By Leslie T. O’Neill on May 29th, 2007
Layered security is the key to protecting any size network, and for most companies, that means deploying both intrusion detection systems (IDS) and intrusion prevention systems (IPS). When it comes to IPS and IDS, it’s not a question of which technology to add to your security infrastructure – both are required for maximum protection against malicious traffic. In fact, vendors are increasingly combining the two technologies into a single box.
At its most basic, an IDS device is passive, watching packets of data traverse the network from a monitoring port, comparing the traffic to configured rules, and setting off an alarm if it detects anything suspicious. An IDS can detect several types of malicious traffic that would slip by a typical firewall, including network attacks against services, data-driven attacks on applications, host-based attacks like unauthorized logins, and malware like viruses, Trojan horses, and worms. Most IDS products use several methods to detect threats, usually signature-based detection, anomaly-based detection, and stateful protocol analysis.

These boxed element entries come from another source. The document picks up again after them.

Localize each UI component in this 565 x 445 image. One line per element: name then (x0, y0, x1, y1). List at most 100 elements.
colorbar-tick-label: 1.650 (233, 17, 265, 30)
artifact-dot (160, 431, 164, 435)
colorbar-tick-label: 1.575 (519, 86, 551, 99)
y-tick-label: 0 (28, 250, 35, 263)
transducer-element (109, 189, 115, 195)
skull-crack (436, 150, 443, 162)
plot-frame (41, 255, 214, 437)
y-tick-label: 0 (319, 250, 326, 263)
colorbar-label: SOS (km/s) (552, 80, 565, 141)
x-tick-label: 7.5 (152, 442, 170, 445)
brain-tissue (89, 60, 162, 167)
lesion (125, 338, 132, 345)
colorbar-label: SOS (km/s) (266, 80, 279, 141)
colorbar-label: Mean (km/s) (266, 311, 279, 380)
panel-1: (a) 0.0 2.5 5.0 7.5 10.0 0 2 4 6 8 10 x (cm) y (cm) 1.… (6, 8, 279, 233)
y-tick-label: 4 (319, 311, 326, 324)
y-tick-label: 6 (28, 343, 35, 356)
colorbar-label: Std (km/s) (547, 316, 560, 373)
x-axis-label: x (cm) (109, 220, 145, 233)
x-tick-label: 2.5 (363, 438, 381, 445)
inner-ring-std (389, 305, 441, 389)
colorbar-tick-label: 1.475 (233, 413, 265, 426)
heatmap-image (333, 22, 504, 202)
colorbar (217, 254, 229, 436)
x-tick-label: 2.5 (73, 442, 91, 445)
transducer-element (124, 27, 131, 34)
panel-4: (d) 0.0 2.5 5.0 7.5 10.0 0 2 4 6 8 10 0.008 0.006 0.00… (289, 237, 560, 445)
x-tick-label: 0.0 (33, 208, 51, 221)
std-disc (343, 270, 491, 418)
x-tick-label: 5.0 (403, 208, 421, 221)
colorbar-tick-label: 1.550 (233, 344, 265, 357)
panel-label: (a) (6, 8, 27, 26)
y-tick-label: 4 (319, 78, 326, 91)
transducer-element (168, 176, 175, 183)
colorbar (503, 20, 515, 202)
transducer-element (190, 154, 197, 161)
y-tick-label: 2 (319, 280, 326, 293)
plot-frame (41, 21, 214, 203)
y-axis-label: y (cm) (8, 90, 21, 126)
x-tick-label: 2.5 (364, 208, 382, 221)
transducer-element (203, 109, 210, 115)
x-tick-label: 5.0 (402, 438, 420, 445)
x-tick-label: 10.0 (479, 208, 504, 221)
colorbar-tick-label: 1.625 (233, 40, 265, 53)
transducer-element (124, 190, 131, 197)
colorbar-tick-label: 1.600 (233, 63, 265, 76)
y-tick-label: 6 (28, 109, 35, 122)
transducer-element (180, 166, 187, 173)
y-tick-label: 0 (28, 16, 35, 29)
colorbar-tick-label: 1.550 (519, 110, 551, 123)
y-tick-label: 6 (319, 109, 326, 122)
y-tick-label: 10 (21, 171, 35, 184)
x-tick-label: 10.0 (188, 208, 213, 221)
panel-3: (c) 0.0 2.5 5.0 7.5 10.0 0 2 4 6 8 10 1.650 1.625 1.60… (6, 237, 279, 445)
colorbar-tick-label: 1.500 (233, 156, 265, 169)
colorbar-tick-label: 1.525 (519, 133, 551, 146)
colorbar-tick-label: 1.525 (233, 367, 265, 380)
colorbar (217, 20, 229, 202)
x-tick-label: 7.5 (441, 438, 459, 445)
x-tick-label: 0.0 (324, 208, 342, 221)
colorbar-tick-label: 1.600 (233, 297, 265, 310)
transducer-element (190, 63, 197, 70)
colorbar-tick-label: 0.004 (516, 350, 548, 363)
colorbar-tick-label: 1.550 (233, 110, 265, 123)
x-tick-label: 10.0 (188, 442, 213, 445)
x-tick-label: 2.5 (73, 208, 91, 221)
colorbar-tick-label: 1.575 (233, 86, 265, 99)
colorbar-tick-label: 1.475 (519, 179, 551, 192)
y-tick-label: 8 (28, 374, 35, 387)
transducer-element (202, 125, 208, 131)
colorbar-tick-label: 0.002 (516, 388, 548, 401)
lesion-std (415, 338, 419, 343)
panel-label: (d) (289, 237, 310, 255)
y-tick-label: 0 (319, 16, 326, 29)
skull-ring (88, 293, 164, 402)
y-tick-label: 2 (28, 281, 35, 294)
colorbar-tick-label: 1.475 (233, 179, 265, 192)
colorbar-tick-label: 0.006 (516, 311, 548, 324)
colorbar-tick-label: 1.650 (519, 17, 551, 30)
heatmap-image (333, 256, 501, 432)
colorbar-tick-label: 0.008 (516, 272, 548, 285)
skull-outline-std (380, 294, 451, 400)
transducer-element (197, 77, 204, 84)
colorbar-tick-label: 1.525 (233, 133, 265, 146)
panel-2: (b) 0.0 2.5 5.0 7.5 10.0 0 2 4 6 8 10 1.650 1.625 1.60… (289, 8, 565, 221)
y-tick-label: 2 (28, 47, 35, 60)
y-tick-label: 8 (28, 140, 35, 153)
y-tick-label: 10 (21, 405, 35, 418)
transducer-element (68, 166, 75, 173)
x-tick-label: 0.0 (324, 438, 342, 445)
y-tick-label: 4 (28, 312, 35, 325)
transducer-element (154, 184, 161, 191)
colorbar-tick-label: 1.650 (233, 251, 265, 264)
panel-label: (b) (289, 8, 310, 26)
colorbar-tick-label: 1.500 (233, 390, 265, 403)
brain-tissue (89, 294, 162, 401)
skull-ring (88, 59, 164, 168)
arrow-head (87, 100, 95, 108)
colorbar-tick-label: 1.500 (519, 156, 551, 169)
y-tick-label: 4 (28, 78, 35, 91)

The IDS engine records the incidents that are logged by the IDS sensors in a database and generates the alerts it sends to the network administrator. Because IDS gives deep visibility into network activity, it can also be used to help pinpoint problems with an organization’s security policy, document existing threats, and discourage users from violating an organization’s security policy.
The primary complaint with IDS is the number of false positives the technology is prone to spitting out – some legitimate traffic is inevitable tagged as bad. The trick is tuning the device to maximize its accuracy in recognizing true threats while minimizing the number of false positives; these devices should be regularly tuned as new threats are discovered and the network structure is altered. As the technology has matured in the last several years, it has gotten better at ing out false positives. However, completely eliminating them while still maintaining strict controls is next to impossible – even for IPS, which some consider the next step in the evolution of IDS.